What if New Orleans really is dead?
Inescapably, we were going to get "mourning New Orleans" articles today, and here is a good one by Josh Levin of Slate. And inescapably, too, we're going to get "reports of our death are greatly exaggerated" stories; already, for example, we're being reminded about how rebuilding after disasters is good for the economy.
But I can offer this:
To measure how much people love a city, count how often the city is declared dead. For cities, death is an easy exaggerating metaphor: we say that a city is dead because some part or aspect of it that we loved is gone. So if a city is full of things that people have loved, it's going to get more post-mortems even as -- to the eyes of others -- the same city seems to be thriving. Every new-development debate contains exactly this paradox: A great city, by definition, has no empty space, so if you build something you'll destroy something else, probably something that somebody loves. And so prosperity itself implies death, and hence mourning. That's how big cities are.

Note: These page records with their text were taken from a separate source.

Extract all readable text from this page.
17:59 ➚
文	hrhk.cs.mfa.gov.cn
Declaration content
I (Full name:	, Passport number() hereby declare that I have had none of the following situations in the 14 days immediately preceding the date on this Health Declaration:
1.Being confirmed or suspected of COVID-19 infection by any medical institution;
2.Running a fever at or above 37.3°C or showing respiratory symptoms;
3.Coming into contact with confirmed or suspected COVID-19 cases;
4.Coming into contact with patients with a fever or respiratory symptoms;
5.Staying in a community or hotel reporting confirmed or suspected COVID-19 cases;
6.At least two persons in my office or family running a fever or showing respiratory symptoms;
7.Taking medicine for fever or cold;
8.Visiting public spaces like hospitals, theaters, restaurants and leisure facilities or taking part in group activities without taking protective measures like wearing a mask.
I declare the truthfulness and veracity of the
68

Cities take this kind of death in stride, and this is a key to their seeming immortality; they don't just outlive people, they outlive nations and even cultures. Of course, cities can be utterly destroyed in every sense, but it doesn't happen often anymore. Even Hiroshima is still there, in some sense; there are coherent ruins, announcing the survival of a city even through a holocaust that none of us can imagine. To die continually is the nature of real cities.
Hiroshima is still there, but for most purposes that matter to us, it died utterly in 1945 and is a new city with the same name on the same spot. It's easy to say that New Orleans is the opposite: most of its buildings are standing, but it "died long ago" as so many mid-American cities have died, abandoned by the people with the money to build, and has survived as a theme park on the ruins of what it celebrates. But either way, it's the nature of urban death that we can play those games with the word.
When we speak of the death of a city, then, all we really mean is a wound, some change that will always be manifest. And if we really mean death in the permanent sense -- well, that only comes to a city when we stop mourning it. On that score, New Orleans has many great years ahead, and today, I wish it long life.